Hersteller, Zulieferer und Forschungseinrichtungen haben hier die einzigartige Möglichkeit, neue technologische Entwicklungen zu erproben. Der Forschungspark Windenergie wird somit zu einem Reallabor, d.h. laborähnliche Bedingungen stehen hier in einem realen Maßstab zur Verfügung.

Validieren

Mit der Forschungsinfrastruktur können die unterschiedlichsten Modelle validiert werden. Simulationen sind heute nicht mehr wegzudenken aus der Wissenschaft, allerdings müssen diese Simulationsmodelle zunächst an realen Fällen verifiziert und validiert werden.

Im Projekt WindMuse hat das DLR gemeinsam mit FVWE-Partnern eine multidisziplinäre Simulationsumgebung mittels Mehrkörpersimulation erarbeitet, um aerodynamisches, aeroelastisches und strukturmechanisches Verhalten einer Windenergieanlage an einem virtuellen Modell vorhersagen zu können. Die Ergebnisse einer solchen Simulation lassen sich hier im realen Maßstab validieren. Damit können die Simulationswerkzeuge verbessert und mögliche Schwachstellen aufgedeckt werden. So können in Zukunft noch genauere Prognosen getroffen werden, ohne dass kostenintensive Experimente durchgeführt werden müssen.

Verschiedene turbulente Windmodellierungen aus der Atmosphärenforschung lassen sich mit der Instrumentierung der meteorologischen Messmasten validieren. Diese Windmodelle sind beispielsweise aerodynamische Basis für die Entwicklung neuer Rotorblätter. Eine Validierung der Modelle ist hier sehr wichtig, um Rotorblätter für realistische Belastungsfälle zu entwickeln.

Auch Regel- und Betriebskonzepte, also das Verhalten der Anlage bei unterschiedlichen Wind- und Betriebsbedingungen, lassen sich in Simulationsmodellen nachstellen und optimieren.
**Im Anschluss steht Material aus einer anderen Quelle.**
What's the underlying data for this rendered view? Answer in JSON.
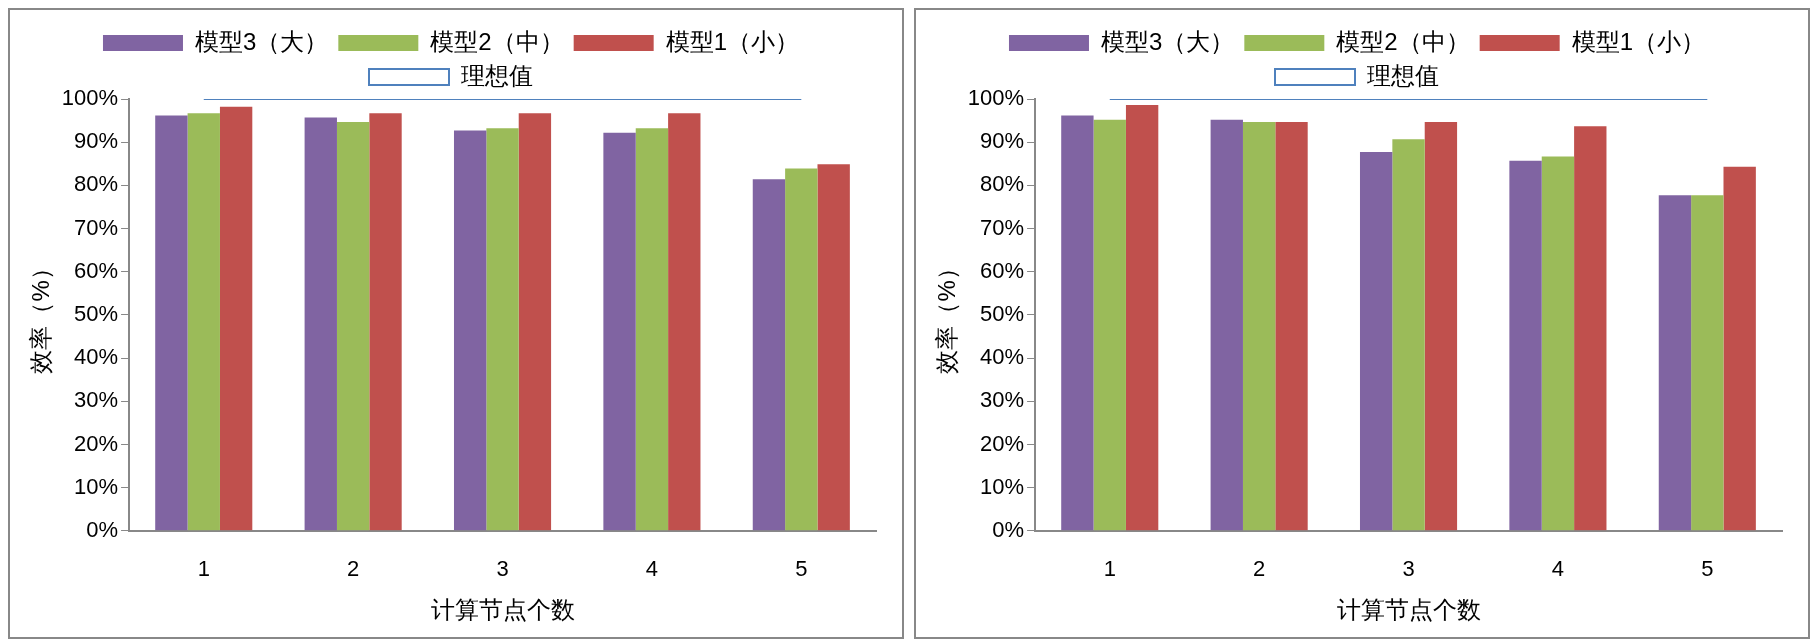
{
  "chart_data": [
    {
      "type": "bar",
      "xlabel": "计算节点个数",
      "ylabel": "效率（%）",
      "categories": [
        "1",
        "2",
        "3",
        "4",
        "5"
      ],
      "series": [
        {
          "name": "模型3（大）",
          "color": "#8064a2",
          "values": [
            96.2,
            95.7,
            92.7,
            92.2,
            81.4
          ]
        },
        {
          "name": "模型2（中）",
          "color": "#9bbb59",
          "values": [
            96.7,
            94.7,
            93.2,
            93.2,
            83.9
          ]
        },
        {
          "name": "模型1（小）",
          "color": "#c0504d",
          "values": [
            98.2,
            96.7,
            96.7,
            96.7,
            84.9
          ]
        },
        {
          "name": "理想值",
          "type": "line",
          "color": "#4f81bd",
          "values": [
            100,
            100,
            100,
            100,
            100
          ]
        }
      ],
      "ylim": [
        0,
        100
      ],
      "yticks": [
        {
          "value": 0,
          "label": "0%"
        },
        {
          "value": 10,
          "label": "10%"
        },
        {
          "value": 20,
          "label": "20%"
        },
        {
          "value": 30,
          "label": "30%"
        },
        {
          "value": 40,
          "label": "40%"
        },
        {
          "value": 50,
          "label": "50%"
        },
        {
          "value": 60,
          "label": "60%"
        },
        {
          "value": 70,
          "label": "70%"
        },
        {
          "value": 80,
          "label": "80%"
        },
        {
          "value": 90,
          "label": "90%"
        },
        {
          "value": 100,
          "label": "100%"
        }
      ],
      "grid": false,
      "legend": "top",
      "marker": "none"
    },
    {
      "type": "bar",
      "xlabel": "计算节点个数",
      "ylabel": "效率（%）",
      "categories": [
        "1",
        "2",
        "3",
        "4",
        "5"
      ],
      "series": [
        {
          "name": "模型3（大）",
          "color": "#8064a2",
          "values": [
            96.2,
            95.2,
            87.7,
            85.7,
            77.7
          ]
        },
        {
          "name": "模型2（中）",
          "color": "#9bbb59",
          "values": [
            95.2,
            94.7,
            90.7,
            86.7,
            77.7
          ]
        },
        {
          "name": "模型1（小）",
          "color": "#c0504d",
          "values": [
            98.6,
            94.7,
            94.7,
            93.7,
            84.3
          ]
        },
        {
          "name": "理想值",
          "type": "line",
          "color": "#4f81bd",
          "values": [
            100,
            100,
            100,
            100,
            100
          ]
        }
      ],
      "ylim": [
        0,
        100
      ],
      "yticks": [
        {
          "value": 0,
          "label": "0%"
        },
        {
          "value": 10,
          "label": "10%"
        },
        {
          "value": 20,
          "label": "20%"
        },
        {
          "value": 30,
          "label": "30%"
        },
        {
          "value": 40,
          "label": "40%"
        },
        {
          "value": 50,
          "label": "50%"
        },
        {
          "value": 60,
          "label": "60%"
        },
        {
          "value": 70,
          "label": "70%"
        },
        {
          "value": 80,
          "label": "80%"
        },
        {
          "value": 90,
          "label": "90%"
        },
        {
          "value": 100,
          "label": "100%"
        }
      ],
      "grid": false,
      "legend": "top",
      "marker": "none"
    }
  ]
}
Eine Validierung solcher Modelle ist in konventionellen Windparks nicht durchführbar. Das liegt zum einen an kommerziellen Randbedingungen aber auch an dem notwendigen Mess-Equipment für eine zuverlässige Versuchsdurchführung. Im Forschungspark Windenergie in Krummendeich können extreme und außergewöhnliche Betriebsmodi jedoch sicher und ausgiebig erprobt werden, um so die Modelle zu validieren und eine robuste Anwendung zu gewährleisten.